SchlossLab / mikropml

User-Friendly R Package for Supervised Machine Learning Pipelines
http://www.schlosslab.org/mikropml
Other
54 stars 17 forks source link

Class strings cannot contain spaces in the outcome columns [JOSS review] #244

Closed JonnyTran closed 3 years ago

JonnyTran commented 3 years ago

I also encountered a bug when running run_ml() on a dataset with categorical classes containing spaces in the label column. The classes that caused errors are "progressive supranuclear palsy" and "pathological aging". I can mitigate the bug by replacing " " with "_", to transform to labels "progressive_supranuclear_palsy" and "pathological_aging".

Below are the codes to reproduce the bug.

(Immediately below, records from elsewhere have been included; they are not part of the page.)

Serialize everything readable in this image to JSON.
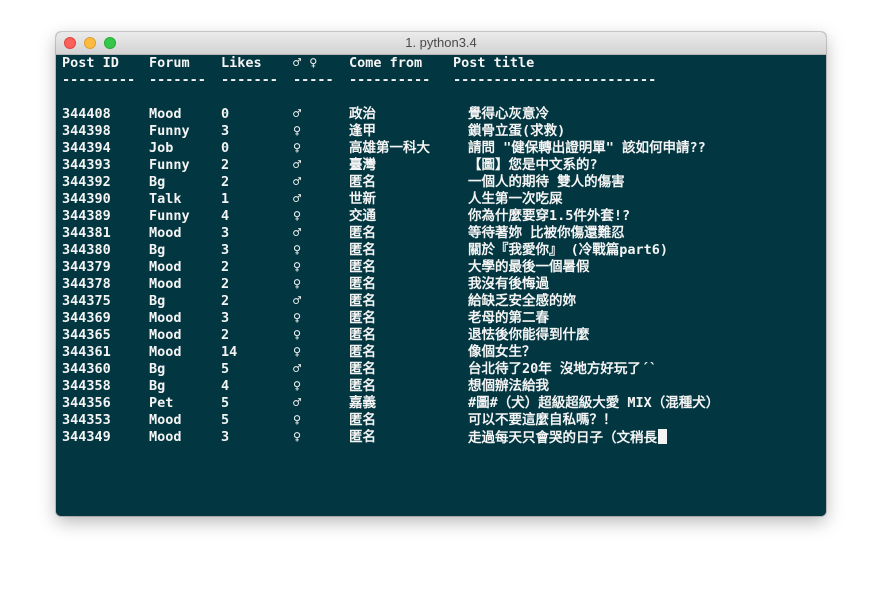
{
  "window": {
    "title": "1. python3.4"
  },
  "header": {
    "id": "Post ID",
    "forum": "Forum",
    "likes": "Likes",
    "sex": "♂ ♀",
    "from": "Come from",
    "title": "Post title"
  },
  "separator": {
    "id": "---------",
    "forum": "-------",
    "likes": "-------",
    "sex": "-----",
    "from": "----------",
    "title": "-------------------------"
  },
  "rows": [
    {
      "id": "344408",
      "forum": "Mood",
      "likes": "0",
      "sex": "♂",
      "from": "政治",
      "title": "覺得心灰意冷"
    },
    {
      "id": "344398",
      "forum": "Funny",
      "likes": "3",
      "sex": "♀",
      "from": "逢甲",
      "title": "鎖骨立蛋(求救)"
    },
    {
      "id": "344394",
      "forum": "Job",
      "likes": "0",
      "sex": "♀",
      "from": "高雄第一科大",
      "title": "   請問 \"健保轉出證明單\" 該如何申請??"
    },
    {
      "id": "344393",
      "forum": "Funny",
      "likes": "2",
      "sex": "♂",
      "from": "臺灣",
      "title": "【圖】您是中文系的?"
    },
    {
      "id": "344392",
      "forum": "Bg",
      "likes": "2",
      "sex": "♂",
      "from": "匿名",
      "title": "一個人的期待 雙人的傷害"
    },
    {
      "id": "344390",
      "forum": "Talk",
      "likes": "1",
      "sex": "♂",
      "from": "世新",
      "title": "人生第一次吃屎"
    },
    {
      "id": "344389",
      "forum": "Funny",
      "likes": "4",
      "sex": "♀",
      "from": "交通",
      "title": "你為什麼要穿1.5件外套!?"
    },
    {
      "id": "344381",
      "forum": "Mood",
      "likes": "3",
      "sex": "♂",
      "from": "匿名",
      "title": "等待著妳 比被你傷還難忍"
    },
    {
      "id": "344380",
      "forum": "Bg",
      "likes": "3",
      "sex": "♀",
      "from": "匿名",
      "title": "關於『我愛你』 (冷戰篇part6)"
    },
    {
      "id": "344379",
      "forum": "Mood",
      "likes": "2",
      "sex": "♀",
      "from": "匿名",
      "title": "大學的最後一個暑假"
    },
    {
      "id": "344378",
      "forum": "Mood",
      "likes": "2",
      "sex": "♀",
      "from": "匿名",
      "title": "我沒有後悔過"
    },
    {
      "id": "344375",
      "forum": "Bg",
      "likes": "2",
      "sex": "♂",
      "from": "匿名",
      "title": "給缺乏安全感的妳"
    },
    {
      "id": "344369",
      "forum": "Mood",
      "likes": "3",
      "sex": "♀",
      "from": "匿名",
      "title": "老母的第二春"
    },
    {
      "id": "344365",
      "forum": "Mood",
      "likes": "2",
      "sex": "♀",
      "from": "匿名",
      "title": "退怯後你能得到什麼"
    },
    {
      "id": "344361",
      "forum": "Mood",
      "likes": "14",
      "sex": "♀",
      "from": "匿名",
      "title": "像個女生？"
    },
    {
      "id": "344360",
      "forum": "Bg",
      "likes": "5",
      "sex": "♂",
      "from": "匿名",
      "title": "台北待了20年 沒地方好玩了´`"
    },
    {
      "id": "344358",
      "forum": "Bg",
      "likes": "4",
      "sex": "♀",
      "from": "匿名",
      "title": "想個辦法給我"
    },
    {
      "id": "344356",
      "forum": "Pet",
      "likes": "5",
      "sex": "♂",
      "from": "嘉義",
      "title": "#圖#（犬）超級超級大愛 MIX（混種犬）"
    },
    {
      "id": "344353",
      "forum": "Mood",
      "likes": "5",
      "sex": "♀",
      "from": "匿名",
      "title": "可以不要這麼自私嗎？！"
    },
    {
      "id": "344349",
      "forum": "Mood",
      "likes": "3",
      "sex": "♀",
      "from": "匿名",
      "title": "走過每天只會哭的日子（文稍長"
    }
  ],
  "colors": {
    "terminal_bg": "#023641",
    "terminal_fg": "#f4f4f4"
  }
}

amp_data_preproc <- preprocess_data(amp_ad_geneexp_dx, 'dx')$dat_transformed

Using 'dx' as the outcome column. Removed 1388/1917 (72.4%) of samples because of missing outcome value (NA).

result_amp <- run_ml(amp_data_preproc, 'glmnet')

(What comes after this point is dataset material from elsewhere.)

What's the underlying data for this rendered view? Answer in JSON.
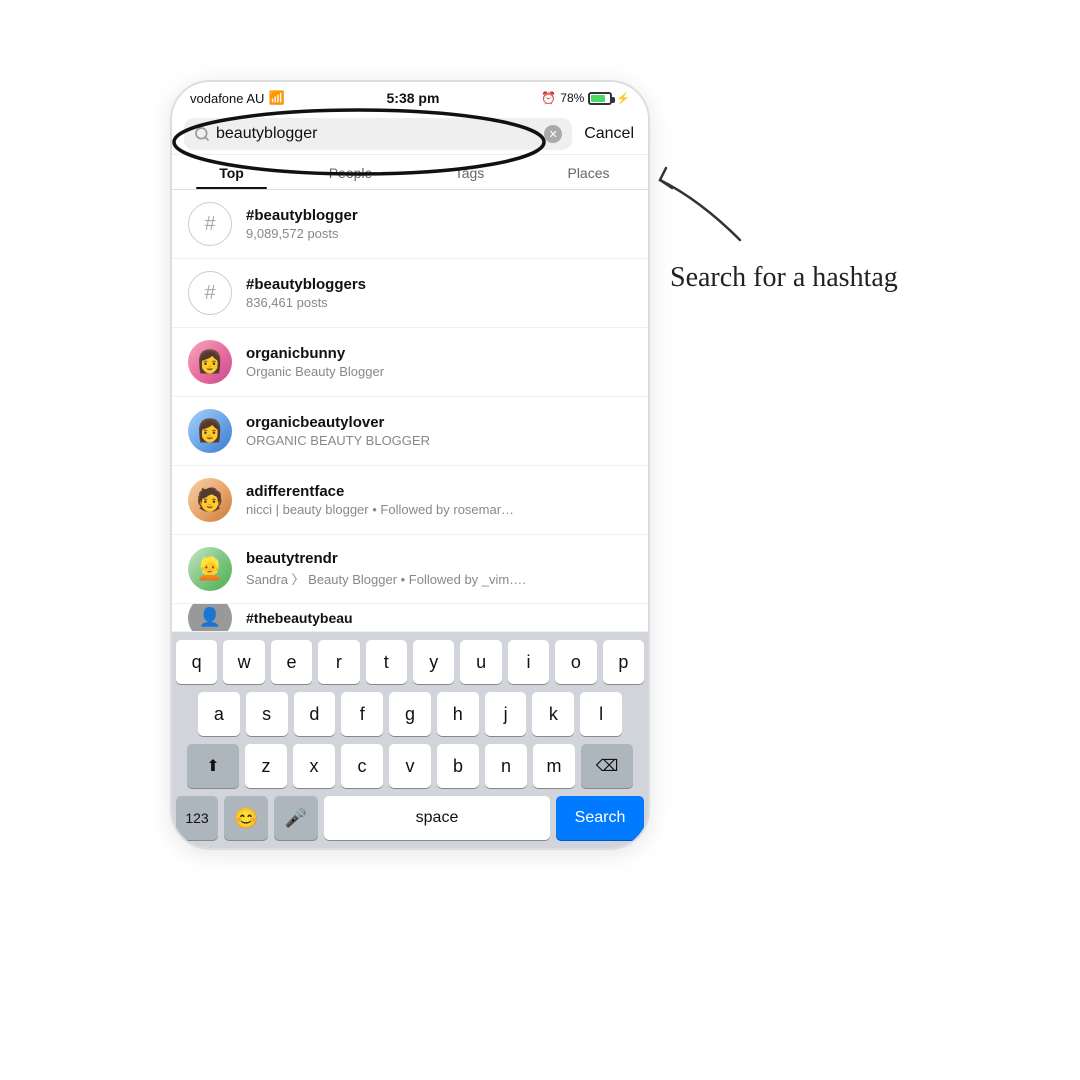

Using 'dx' as the outcome column. Error: At least one of the class levels is not a valid R variable name; This will cause errors when class probabilities are generated because the variables names will be converted to Alzheimer.Disease, control, pathological.aging, progressive.supranuclear.palsy . Please use factor levels that can be used as valid R variable names (see ?make.names for help).

It is expected that spaces can occur in the class labels data, or that preprocess_data() would automatically prepare the outcomes label.

Related to https://github.com/openjournals/joss-reviews/issues/3073

kelly-sovacool commented 3 years ago

Thank you for opening this, @JonnyTran. I'll take a look!

kelly-sovacool commented 3 years ago

Hi @JonnyTran, we went with your suggestion for preprocess_data() to automatically prepare the outcome column. Thanks for spotting this!